Each day would start the same. I am sleeping very well thank God! I go to bed after dad brings medications. Sleep a whole night. And then another dreaded day would begin. It would start with me driving over to get my precious six diet Cokes for the day. I would come home and relish them – taking such solace in that ritual. Then the mental anguish would start. I would get so stir-crazy. I couldn’t sit still for longer than a minute or two until I was walking and pacing the floor. I would try to watch t.v. This would sometimes prove fruitless. I would have hours of a day to pass doing just this – this maddening pacing and walking of the floor. I was in such mental anguish that I couldn’t sit still. I couldn’t find comfort in anything, the internet, the radio, the t.v., nothing.

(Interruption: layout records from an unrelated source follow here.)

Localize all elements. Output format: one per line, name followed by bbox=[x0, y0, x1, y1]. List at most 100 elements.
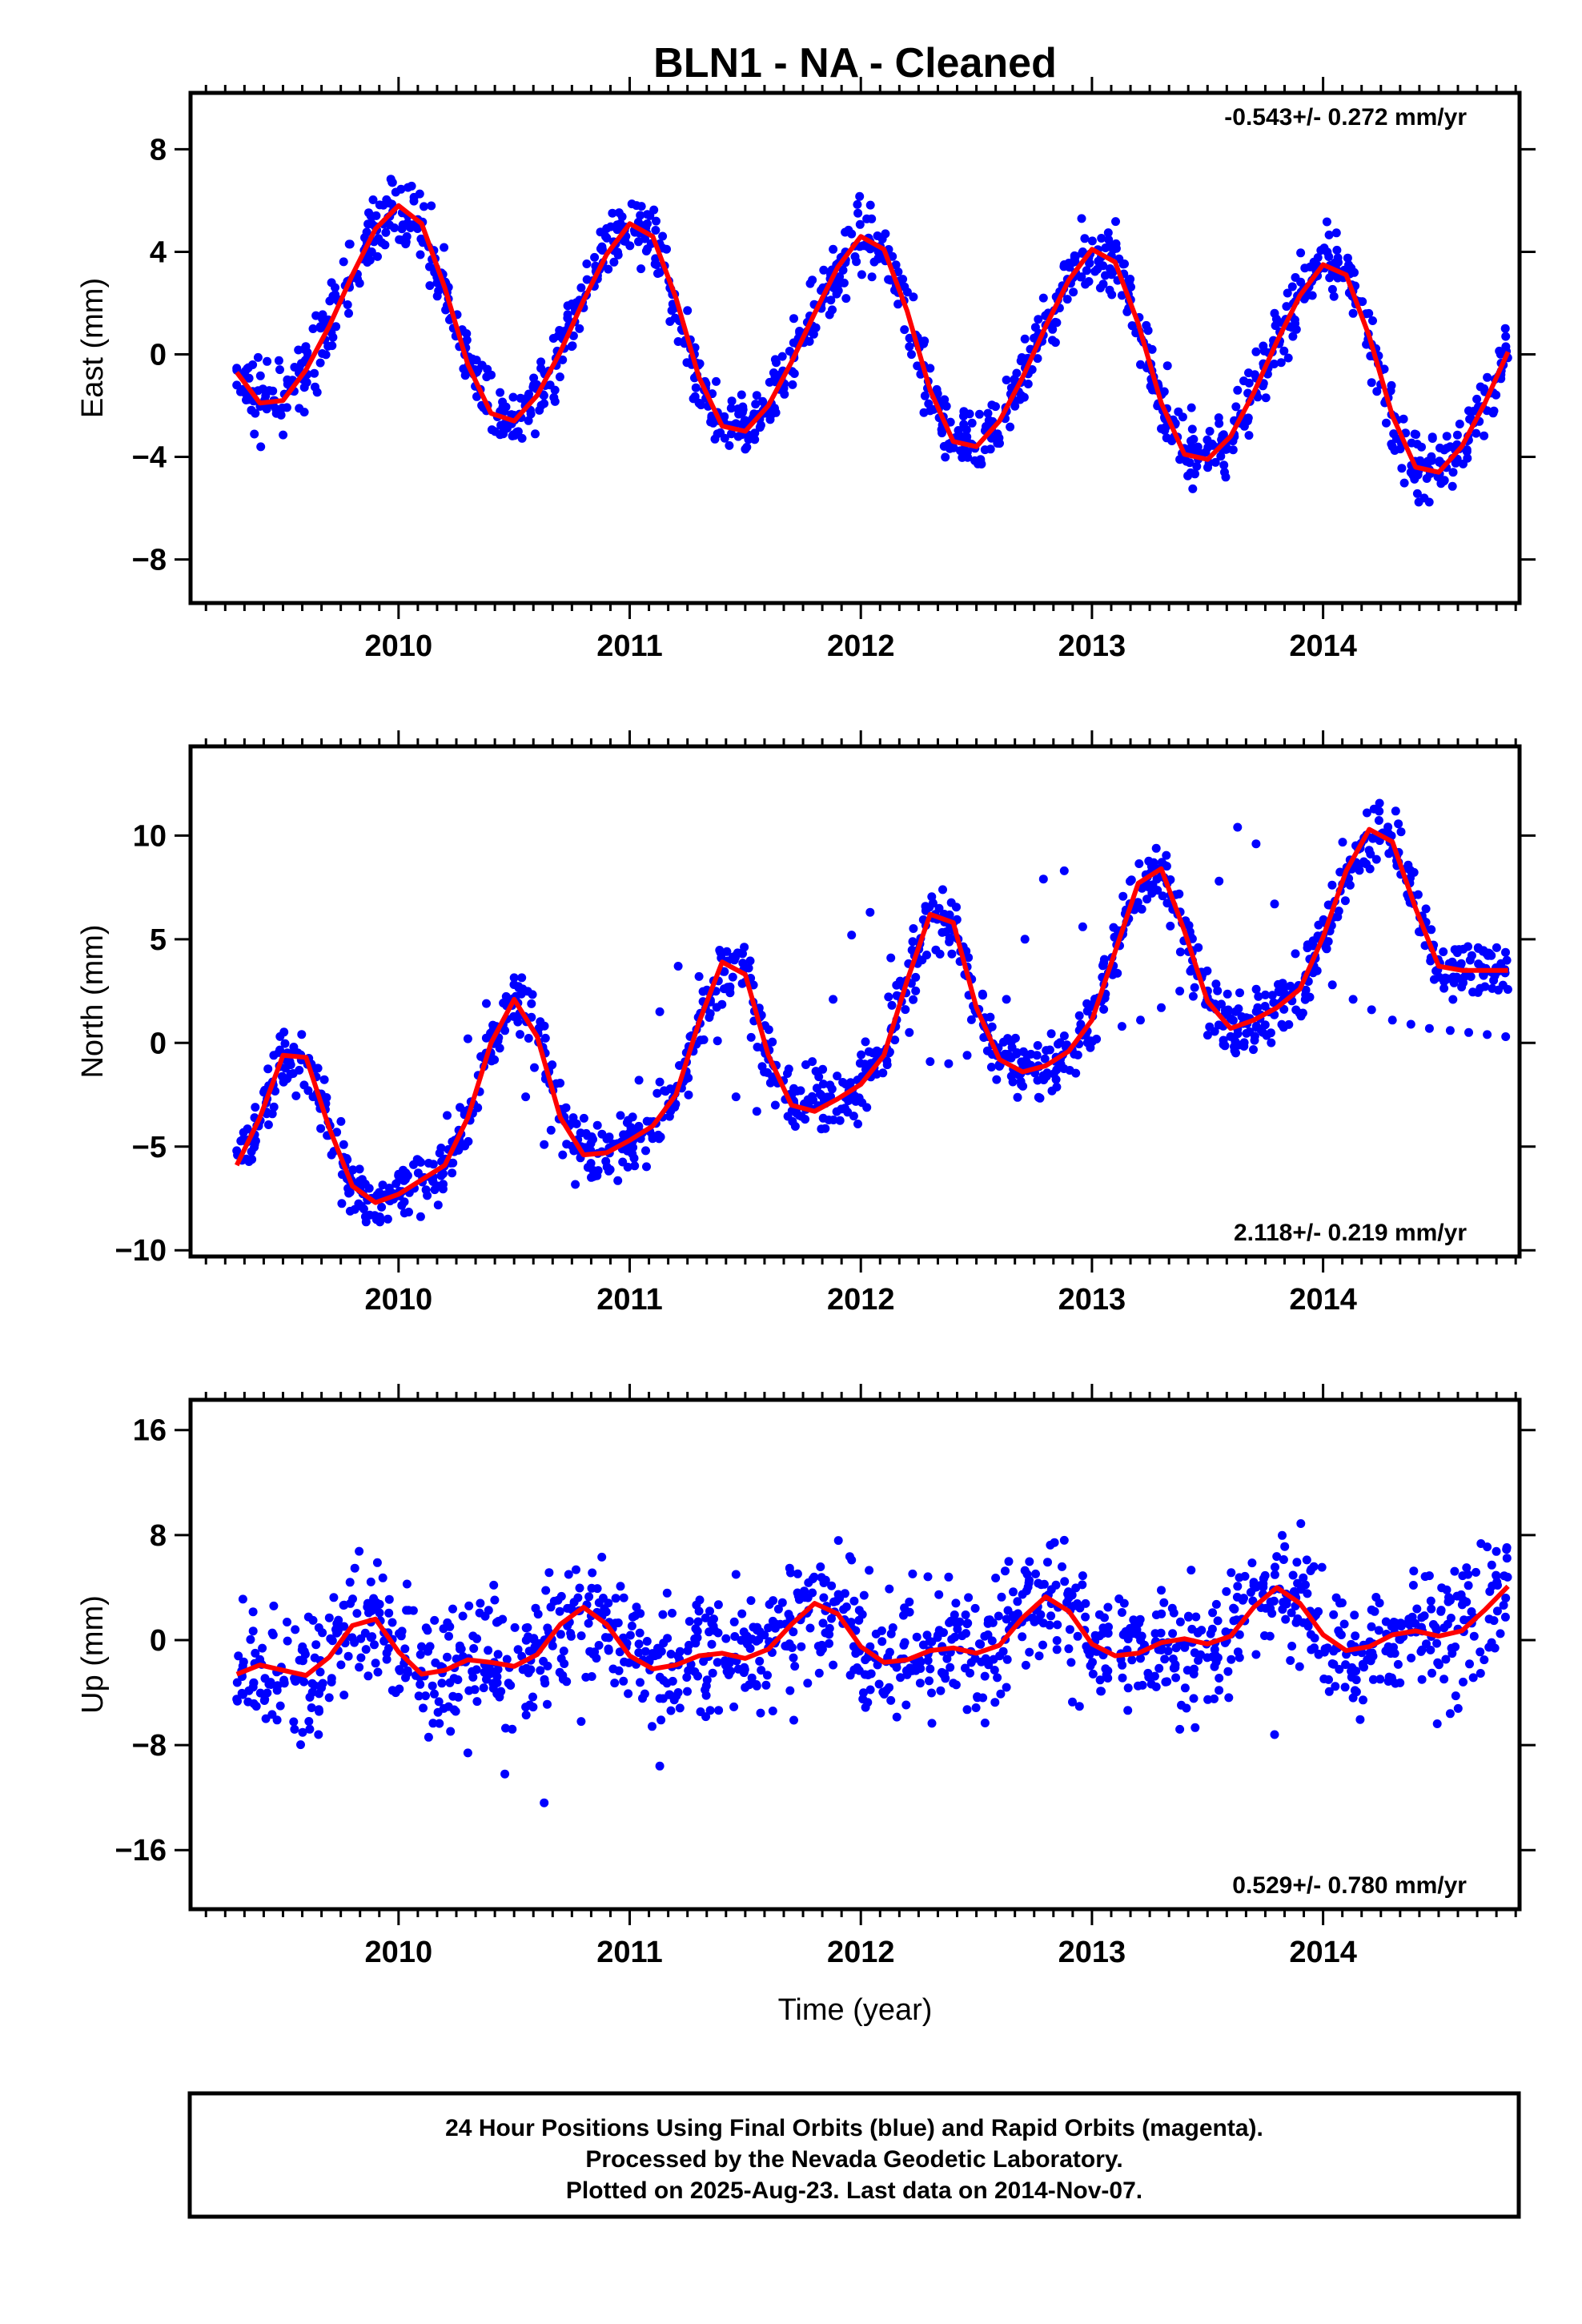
east-data-point-cloud bbox=[1186, 468, 1195, 477]
east-data-point-cloud bbox=[712, 376, 721, 386]
up-data-point-cloud bbox=[1162, 1677, 1172, 1687]
north-data-point-cloud bbox=[1474, 959, 1484, 969]
east-data-point-cloud bbox=[420, 202, 428, 211]
up-data-point-cloud bbox=[324, 1693, 334, 1703]
up-data-point-cloud bbox=[395, 1684, 404, 1694]
north-data-point-cloud bbox=[1137, 904, 1146, 914]
north-data-point-cloud bbox=[857, 1050, 866, 1059]
east-data-point-cloud bbox=[373, 251, 382, 261]
up-data-point-cloud bbox=[1160, 1655, 1170, 1664]
east-data-point-cloud bbox=[1495, 346, 1504, 356]
east-data-point-cloud bbox=[1288, 332, 1298, 341]
up-data-point-cloud bbox=[619, 1676, 628, 1686]
north-data-point bbox=[1406, 1019, 1415, 1029]
east-data-point-cloud bbox=[826, 296, 836, 305]
north-data-point-cloud bbox=[738, 959, 748, 968]
up-data-point-cloud bbox=[1447, 1643, 1456, 1653]
footer-line-1: 24 Hour Positions Using Final Orbits (bl… bbox=[445, 2115, 1263, 2141]
north-data-point-cloud bbox=[1188, 991, 1198, 1001]
up-data-point-cloud bbox=[1468, 1673, 1478, 1683]
north-data-point-cloud bbox=[833, 1072, 842, 1081]
north-data-point bbox=[290, 1047, 299, 1056]
north-y-axis-label: North (mm) bbox=[76, 924, 110, 1078]
up-data-point-cloud bbox=[502, 1655, 512, 1664]
north-data-point bbox=[500, 1026, 510, 1035]
up-data-point-cloud bbox=[1310, 1634, 1319, 1642]
east-data-point bbox=[1387, 442, 1397, 452]
north-data-point-cloud bbox=[945, 937, 954, 947]
north-fit-line bbox=[235, 826, 1508, 1205]
east-data-point-cloud bbox=[893, 300, 903, 309]
up-data-point-cloud bbox=[1487, 1560, 1496, 1570]
up-data-point-cloud bbox=[1417, 1613, 1427, 1622]
north-data-point bbox=[232, 1146, 242, 1156]
up-data-point-cloud bbox=[1134, 1618, 1144, 1628]
up-data-point-cloud bbox=[693, 1617, 703, 1626]
up-data-point-cloud bbox=[648, 1722, 656, 1731]
up-data-point-cloud bbox=[1446, 1614, 1456, 1622]
up-data-point bbox=[269, 1601, 279, 1610]
up-data-point-cloud bbox=[1375, 1675, 1385, 1684]
east-data-point-cloud bbox=[1101, 243, 1110, 252]
up-data-point-cloud bbox=[949, 1679, 958, 1688]
north-data-point-cloud bbox=[1415, 927, 1423, 936]
north-x-tick-label: 2010 bbox=[365, 1283, 433, 1317]
up-data-point-cloud bbox=[604, 1633, 613, 1642]
north-data-point-cloud bbox=[378, 1180, 387, 1190]
up-data-point-cloud bbox=[255, 1688, 265, 1698]
up-data-point-cloud bbox=[588, 1568, 597, 1578]
north-data-point-cloud bbox=[653, 1130, 663, 1140]
north-data-point-cloud bbox=[628, 1149, 637, 1159]
up-data-point-cloud bbox=[564, 1570, 573, 1579]
up-data-point-cloud bbox=[777, 1598, 787, 1607]
north-data-point-cloud bbox=[490, 1055, 500, 1064]
up-data-point-cloud bbox=[640, 1689, 649, 1699]
up-data-point-cloud bbox=[366, 1577, 375, 1586]
up-data-point-cloud bbox=[355, 1663, 364, 1672]
up-y-tick-label: 0 bbox=[150, 1624, 167, 1658]
north-data-point bbox=[655, 1007, 665, 1016]
up-data-point-cloud bbox=[1182, 1666, 1192, 1675]
north-data-point-cloud bbox=[992, 1075, 1002, 1084]
up-data-point-cloud bbox=[268, 1630, 278, 1639]
east-data-point bbox=[789, 314, 798, 324]
north-data-point-cloud bbox=[890, 1035, 900, 1045]
up-data-point-cloud bbox=[1210, 1645, 1219, 1655]
north-data-point bbox=[789, 1084, 798, 1093]
north-data-point-cloud bbox=[1032, 1051, 1042, 1060]
up-x-tick-label: 2011 bbox=[596, 1936, 662, 1969]
up-data-point-cloud bbox=[291, 1676, 300, 1686]
east-data-point bbox=[1136, 360, 1145, 369]
up-data-point-cloud bbox=[757, 1666, 766, 1675]
north-data-point bbox=[770, 1100, 780, 1110]
up-data-point-cloud bbox=[707, 1639, 717, 1649]
up-data-point-cloud bbox=[419, 1703, 428, 1713]
up-data-point-cloud bbox=[1502, 1554, 1512, 1563]
north-data-point-cloud bbox=[1071, 1068, 1081, 1078]
east-data-point-cloud bbox=[1111, 217, 1120, 227]
north-data-point-cloud bbox=[1427, 925, 1436, 935]
up-data-point-cloud bbox=[1464, 1581, 1473, 1590]
east-data-point-cloud bbox=[1231, 402, 1241, 412]
east-data-point bbox=[576, 283, 586, 292]
north-data-point bbox=[1291, 949, 1300, 959]
up-data-point-cloud bbox=[1355, 1715, 1365, 1724]
north-data-point-cloud bbox=[720, 967, 729, 976]
north-data-point-cloud bbox=[1298, 1008, 1307, 1018]
east-data-point-cloud bbox=[825, 310, 834, 320]
up-data-point-cloud bbox=[489, 1580, 499, 1590]
north-data-point-cloud bbox=[279, 1027, 289, 1037]
up-data-point-cloud bbox=[1003, 1606, 1013, 1615]
up-data-point-cloud bbox=[251, 1702, 261, 1711]
up-data-point-cloud bbox=[764, 1623, 773, 1633]
up-data-point-cloud bbox=[513, 1645, 523, 1655]
up-data-point-cloud bbox=[1074, 1702, 1084, 1711]
east-data-point-cloud bbox=[407, 181, 416, 191]
up-data-point-cloud bbox=[981, 1654, 990, 1663]
east-data-point-cloud bbox=[321, 350, 331, 360]
up-data-point-cloud bbox=[963, 1618, 973, 1628]
up-data-point-cloud bbox=[885, 1647, 894, 1657]
up-data-point-cloud bbox=[584, 1592, 594, 1602]
up-data-point-cloud bbox=[1088, 1658, 1097, 1667]
east-data-point-cloud bbox=[1331, 228, 1341, 238]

Today has been a big change. I’ve been online for most of the day. I even tweeted some after a many month absence. This is just amazing! I am able to take some comfort in the weather, online life, and various other interests.
You know something telling? I know smoking is bad for you. I am also aware of the alarming statistics at the number of schizophrenic people who smoke. I have smoked like crazy this week. I have gone through a whole carton in just days. It is also maddening. I can’t or dad can’t afford this. It seemed to be my only comfort for my crazy mind this past week.
5 comments:
For right now take your comforts as you find them. A couple of cartons of cigarettes will not bankrupt you or your dad. Just keep thinking only for now.
I missed you when you werent posting. and even prayed..you dont have to believe but i do in the the power of prayer
best wishes
kelly
Sir:
Monetarily, pipe tobacco is cheaper than cigarettes, so perhaps that is an option to consider.
PipeTobacco
http://frumpyprofessor.blogspot.com
Maybe your medications are beginning to work. Hope fully this is just one of many better days ahead. Sometimes I think I will go stir crazy myself and with George gone you are alone most of the time. You know your episodes always pass and this one shall too. Hang in there.
I was so happy to get a message from you. Thank you! I'm glad yesterday was a good day. There's more from where that came from :)
Try doing your walking thing with Maggie. It might release tension and Maggie will love it!!